27/11/2024

Tratar de comprender la geopolítica, las estrategias, las tácticas..., puede resultar una tarea tan compleja como desesperante. Más cuando ni los que se presentan como expertos son capaces de obtener conclusiones inapelables, respuestas inequívocas que expliquen con absoluta claridad qué acontece, por qué y demás adverbios interrogativos y las consecuencias que puede acarrear cada acto.
De todos los conflictos bélicos actuales es indudable que hay dos que sobresalen y que son mirados de frente con inquietud y prudencia. Uno es la guerra provocada por la invasión (ilegal e injustificada) de Rusia por mandato del zar Putin a Ucrania y el otro es la guerra palestino-israelí.
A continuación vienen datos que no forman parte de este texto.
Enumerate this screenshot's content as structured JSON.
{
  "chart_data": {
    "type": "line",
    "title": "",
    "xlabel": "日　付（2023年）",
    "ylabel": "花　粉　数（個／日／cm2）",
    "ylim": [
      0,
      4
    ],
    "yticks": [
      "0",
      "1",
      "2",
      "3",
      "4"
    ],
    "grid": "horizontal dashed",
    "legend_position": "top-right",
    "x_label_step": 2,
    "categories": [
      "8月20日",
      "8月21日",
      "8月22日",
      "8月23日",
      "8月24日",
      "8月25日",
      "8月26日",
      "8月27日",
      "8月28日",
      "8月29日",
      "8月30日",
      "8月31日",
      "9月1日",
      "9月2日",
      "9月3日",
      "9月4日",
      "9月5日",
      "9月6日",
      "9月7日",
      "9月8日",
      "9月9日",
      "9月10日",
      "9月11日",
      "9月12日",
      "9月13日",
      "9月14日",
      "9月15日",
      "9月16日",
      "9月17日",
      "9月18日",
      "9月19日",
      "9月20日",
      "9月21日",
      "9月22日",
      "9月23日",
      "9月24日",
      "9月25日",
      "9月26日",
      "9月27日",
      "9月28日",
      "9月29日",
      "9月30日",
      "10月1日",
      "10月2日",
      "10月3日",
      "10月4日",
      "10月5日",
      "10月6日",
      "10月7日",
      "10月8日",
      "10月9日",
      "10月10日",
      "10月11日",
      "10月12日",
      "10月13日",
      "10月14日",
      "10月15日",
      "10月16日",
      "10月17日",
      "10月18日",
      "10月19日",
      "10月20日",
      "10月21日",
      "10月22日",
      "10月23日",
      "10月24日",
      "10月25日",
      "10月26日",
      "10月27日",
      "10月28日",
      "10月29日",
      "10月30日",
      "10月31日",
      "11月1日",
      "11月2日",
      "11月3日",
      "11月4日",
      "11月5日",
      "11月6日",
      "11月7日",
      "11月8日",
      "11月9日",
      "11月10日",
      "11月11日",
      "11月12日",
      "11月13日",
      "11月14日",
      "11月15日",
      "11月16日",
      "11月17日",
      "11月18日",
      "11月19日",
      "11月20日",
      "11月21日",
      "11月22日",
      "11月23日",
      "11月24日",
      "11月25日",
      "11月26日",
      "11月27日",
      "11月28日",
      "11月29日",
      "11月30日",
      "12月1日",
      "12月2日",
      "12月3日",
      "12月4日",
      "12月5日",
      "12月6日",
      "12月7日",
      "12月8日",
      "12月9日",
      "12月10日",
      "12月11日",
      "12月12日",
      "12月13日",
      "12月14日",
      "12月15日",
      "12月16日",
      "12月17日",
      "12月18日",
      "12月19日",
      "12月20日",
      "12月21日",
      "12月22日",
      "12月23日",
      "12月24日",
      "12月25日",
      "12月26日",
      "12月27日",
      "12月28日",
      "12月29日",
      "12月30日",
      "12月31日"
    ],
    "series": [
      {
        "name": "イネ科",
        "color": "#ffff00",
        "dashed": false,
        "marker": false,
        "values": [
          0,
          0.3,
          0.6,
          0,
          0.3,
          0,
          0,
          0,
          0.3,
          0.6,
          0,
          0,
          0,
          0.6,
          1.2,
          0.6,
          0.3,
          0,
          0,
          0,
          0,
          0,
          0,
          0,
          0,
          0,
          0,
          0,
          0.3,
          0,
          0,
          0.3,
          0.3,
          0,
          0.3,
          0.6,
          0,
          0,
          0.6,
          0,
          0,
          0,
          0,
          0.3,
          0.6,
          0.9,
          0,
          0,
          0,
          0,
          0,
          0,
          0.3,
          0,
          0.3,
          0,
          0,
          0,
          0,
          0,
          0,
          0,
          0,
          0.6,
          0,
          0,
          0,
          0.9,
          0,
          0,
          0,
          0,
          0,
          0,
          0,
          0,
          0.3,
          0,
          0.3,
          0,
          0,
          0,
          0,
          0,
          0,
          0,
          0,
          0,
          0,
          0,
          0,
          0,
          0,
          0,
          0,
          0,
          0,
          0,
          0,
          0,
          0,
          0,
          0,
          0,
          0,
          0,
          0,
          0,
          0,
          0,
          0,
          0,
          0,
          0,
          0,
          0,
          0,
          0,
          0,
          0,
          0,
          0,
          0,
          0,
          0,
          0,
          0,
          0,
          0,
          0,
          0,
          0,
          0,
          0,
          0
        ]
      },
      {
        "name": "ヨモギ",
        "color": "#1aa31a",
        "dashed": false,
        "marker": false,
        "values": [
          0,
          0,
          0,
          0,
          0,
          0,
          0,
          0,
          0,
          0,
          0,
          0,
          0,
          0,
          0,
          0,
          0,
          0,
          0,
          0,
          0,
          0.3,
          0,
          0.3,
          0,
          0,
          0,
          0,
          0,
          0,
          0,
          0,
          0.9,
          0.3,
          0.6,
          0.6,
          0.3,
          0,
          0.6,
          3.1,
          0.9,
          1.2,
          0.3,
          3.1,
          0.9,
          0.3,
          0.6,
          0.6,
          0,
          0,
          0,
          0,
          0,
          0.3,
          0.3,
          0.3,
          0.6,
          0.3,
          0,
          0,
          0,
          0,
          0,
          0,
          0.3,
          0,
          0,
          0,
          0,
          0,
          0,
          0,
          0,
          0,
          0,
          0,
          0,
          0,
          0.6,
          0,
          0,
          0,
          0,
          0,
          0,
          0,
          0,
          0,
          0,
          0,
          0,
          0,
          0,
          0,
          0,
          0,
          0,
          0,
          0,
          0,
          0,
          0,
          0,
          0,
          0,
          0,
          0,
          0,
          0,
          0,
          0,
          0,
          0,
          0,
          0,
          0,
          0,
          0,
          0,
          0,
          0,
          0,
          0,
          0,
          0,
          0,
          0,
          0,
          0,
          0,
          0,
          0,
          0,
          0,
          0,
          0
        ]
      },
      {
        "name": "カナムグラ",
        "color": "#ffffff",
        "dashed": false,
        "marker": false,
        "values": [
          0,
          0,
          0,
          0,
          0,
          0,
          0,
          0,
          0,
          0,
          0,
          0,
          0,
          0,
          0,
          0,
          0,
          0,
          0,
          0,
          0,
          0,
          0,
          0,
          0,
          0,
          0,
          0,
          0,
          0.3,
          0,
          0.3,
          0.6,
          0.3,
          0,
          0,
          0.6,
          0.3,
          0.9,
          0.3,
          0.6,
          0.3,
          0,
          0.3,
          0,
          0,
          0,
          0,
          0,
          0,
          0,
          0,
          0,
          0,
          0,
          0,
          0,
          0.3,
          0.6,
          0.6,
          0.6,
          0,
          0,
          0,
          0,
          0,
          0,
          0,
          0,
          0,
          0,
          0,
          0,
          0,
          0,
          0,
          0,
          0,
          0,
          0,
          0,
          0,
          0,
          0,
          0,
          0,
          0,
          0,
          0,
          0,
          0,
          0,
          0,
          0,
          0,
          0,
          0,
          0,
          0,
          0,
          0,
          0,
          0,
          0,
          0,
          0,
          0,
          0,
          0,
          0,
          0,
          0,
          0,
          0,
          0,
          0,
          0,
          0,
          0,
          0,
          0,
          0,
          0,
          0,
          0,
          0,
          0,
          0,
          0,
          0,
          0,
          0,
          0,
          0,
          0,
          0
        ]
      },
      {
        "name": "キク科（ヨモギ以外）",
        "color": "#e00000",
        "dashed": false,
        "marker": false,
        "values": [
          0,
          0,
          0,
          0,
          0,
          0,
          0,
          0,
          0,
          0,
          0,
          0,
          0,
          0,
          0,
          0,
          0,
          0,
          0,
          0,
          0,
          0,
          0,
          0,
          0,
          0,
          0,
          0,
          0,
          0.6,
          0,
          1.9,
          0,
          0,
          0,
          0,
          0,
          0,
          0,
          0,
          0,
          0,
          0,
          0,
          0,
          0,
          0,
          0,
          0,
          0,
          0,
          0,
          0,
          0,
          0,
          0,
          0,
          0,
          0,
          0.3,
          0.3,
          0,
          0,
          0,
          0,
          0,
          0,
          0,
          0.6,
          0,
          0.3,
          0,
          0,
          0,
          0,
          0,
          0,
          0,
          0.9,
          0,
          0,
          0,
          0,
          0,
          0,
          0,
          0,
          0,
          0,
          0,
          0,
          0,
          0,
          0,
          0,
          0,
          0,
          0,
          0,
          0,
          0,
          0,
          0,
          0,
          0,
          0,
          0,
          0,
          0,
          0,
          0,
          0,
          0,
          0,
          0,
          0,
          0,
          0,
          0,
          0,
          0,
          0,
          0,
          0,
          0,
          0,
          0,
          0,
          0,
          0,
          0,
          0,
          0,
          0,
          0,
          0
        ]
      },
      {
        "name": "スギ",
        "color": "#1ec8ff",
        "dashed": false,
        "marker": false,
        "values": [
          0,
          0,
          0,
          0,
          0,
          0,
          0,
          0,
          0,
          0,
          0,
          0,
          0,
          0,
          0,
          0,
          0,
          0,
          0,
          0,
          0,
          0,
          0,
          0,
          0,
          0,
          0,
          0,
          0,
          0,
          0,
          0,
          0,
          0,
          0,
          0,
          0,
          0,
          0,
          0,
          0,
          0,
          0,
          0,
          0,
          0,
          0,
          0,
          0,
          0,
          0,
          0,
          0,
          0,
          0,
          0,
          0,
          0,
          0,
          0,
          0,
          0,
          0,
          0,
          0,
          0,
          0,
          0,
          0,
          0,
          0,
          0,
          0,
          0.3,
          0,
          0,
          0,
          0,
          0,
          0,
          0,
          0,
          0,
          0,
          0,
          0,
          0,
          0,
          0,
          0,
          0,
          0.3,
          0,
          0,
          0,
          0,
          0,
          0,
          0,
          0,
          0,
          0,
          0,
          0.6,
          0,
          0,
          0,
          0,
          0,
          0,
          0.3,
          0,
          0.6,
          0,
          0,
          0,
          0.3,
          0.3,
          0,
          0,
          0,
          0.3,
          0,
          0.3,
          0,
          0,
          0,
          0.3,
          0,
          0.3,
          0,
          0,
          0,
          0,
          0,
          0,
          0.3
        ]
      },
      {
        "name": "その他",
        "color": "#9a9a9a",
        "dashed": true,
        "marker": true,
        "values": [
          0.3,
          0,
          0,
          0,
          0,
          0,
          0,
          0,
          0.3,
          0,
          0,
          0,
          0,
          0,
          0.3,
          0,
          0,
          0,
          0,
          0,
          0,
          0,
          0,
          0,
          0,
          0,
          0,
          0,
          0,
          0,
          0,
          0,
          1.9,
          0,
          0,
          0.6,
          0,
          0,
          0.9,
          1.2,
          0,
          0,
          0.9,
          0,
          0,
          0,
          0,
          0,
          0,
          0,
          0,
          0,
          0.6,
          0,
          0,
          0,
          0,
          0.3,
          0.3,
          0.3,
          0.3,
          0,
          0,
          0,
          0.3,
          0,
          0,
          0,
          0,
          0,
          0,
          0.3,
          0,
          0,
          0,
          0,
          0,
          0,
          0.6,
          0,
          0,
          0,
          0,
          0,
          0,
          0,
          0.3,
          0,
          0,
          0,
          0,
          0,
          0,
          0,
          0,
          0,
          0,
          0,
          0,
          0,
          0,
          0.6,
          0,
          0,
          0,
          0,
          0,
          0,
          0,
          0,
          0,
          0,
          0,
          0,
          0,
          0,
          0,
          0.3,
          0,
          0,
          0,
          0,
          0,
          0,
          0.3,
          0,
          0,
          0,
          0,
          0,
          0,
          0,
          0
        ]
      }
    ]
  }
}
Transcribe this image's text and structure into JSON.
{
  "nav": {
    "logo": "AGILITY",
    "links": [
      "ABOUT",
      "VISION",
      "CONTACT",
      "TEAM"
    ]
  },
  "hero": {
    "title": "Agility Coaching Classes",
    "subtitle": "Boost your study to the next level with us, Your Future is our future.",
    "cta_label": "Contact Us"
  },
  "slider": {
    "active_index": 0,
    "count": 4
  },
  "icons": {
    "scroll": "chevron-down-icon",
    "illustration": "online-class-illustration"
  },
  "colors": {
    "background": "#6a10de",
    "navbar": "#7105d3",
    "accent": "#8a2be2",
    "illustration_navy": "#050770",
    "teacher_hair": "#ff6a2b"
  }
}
Ninguno de estos conflictos permite la más leve distracción. Apartar los ojos de cualquiera de ellos puede suponer un disgusto y un daño irreparable no sólo para los implicados combatientes, también para todos los demás espectadores. Los dos son zonas calientes, demasiado calientes y los dos son una bomba de relojería. El ruso-ucranio, no obstante, tiene vertientes que no tiene el palestino-israelí. El primero no conllevará, una vez extinguido, consecuencias más allá del cómo quede la geografía de cada uno. El segundo, por mucho que no queramos ampararlo es mucho más delicado. En el palestino-israelí juegan elementos que parece que nos negamos a ver, a reconocer. El más importante de esos elementos es que para un equilibrio que ofrezca cierta estabilidad a la zona es imprescindible que Israel prevalezca sobre sus enemigos (está rodeado por ellos); un Israel cuyas atrocidades actuales, el genocidio sistemático y brutal, nada quirúrgico, nada selectivo, antes o después le pasarán la factura de la venganza. Es una situación compleja de difícil resolución: si prevalece Israel será gracias a sus salvajes ofensivas y reducir su entorno a cenizas; si gana Palestina, gana su entorno y gana (esto es lo peor) el fanatismo, un fanatismo que también, por otra parte, debería ser extirpado de raíz; un fanatismo que acuciará a Israel y tratará de extinguirle, de hacerle desaparecer de la faz de la Tierra y que no parará ahí porque ese mismo fundamentalismo es invasivo y violento y procurará imponer su religión y su forma de vida al resto del mundo. Eso no debemos solaparlo por incómoda que nos resulte la idea.
Así, pues, ¿cuál sería la solución? La mejor, la utópica: la de dos Estados conviviendo en paz. Imposible: es ilusorio pensar en esa posibilidad. Tal y como se están desarrollando los acontecimientos todo hace pensar en que todo terminará, aparentemente, en un tenso alto el fuego que durará más o menos; pero eso también es un espejismo, una ficción. La tensión se mantendrá y antes o después volverá a saltar la chispa que haga arder de nuevo la zona. La más leve fricción resultará devastadora. La única solución racional sería acabar con los aspectos que impiden atajar el problema de raíz y solucionarlo: dar a Israel lo que le pertenece (aunque haya muchas opiniones en contra que aseguran, falsamente, que esa tierra es de los palestinos: no es cierto) y eliminar a los fundamentalistas, defenestrarlos, instaurar regímenes democráticos en esos países sometidos a la teocracia más abyecta y absurda. Todo esto, naturalmente, es pasto abundante para un debate intenso, enconado y largo. No obstante, ateniéndonos a todos los datos de que disponemos (y contemplando que siempre habrá errores de aproximación, es inevitable, y de interpretación: la Historia nunca se ha contado correctamente) no, a día de hoy, otra opción y eso parece que sólo significa una cosa: la guerra eterna.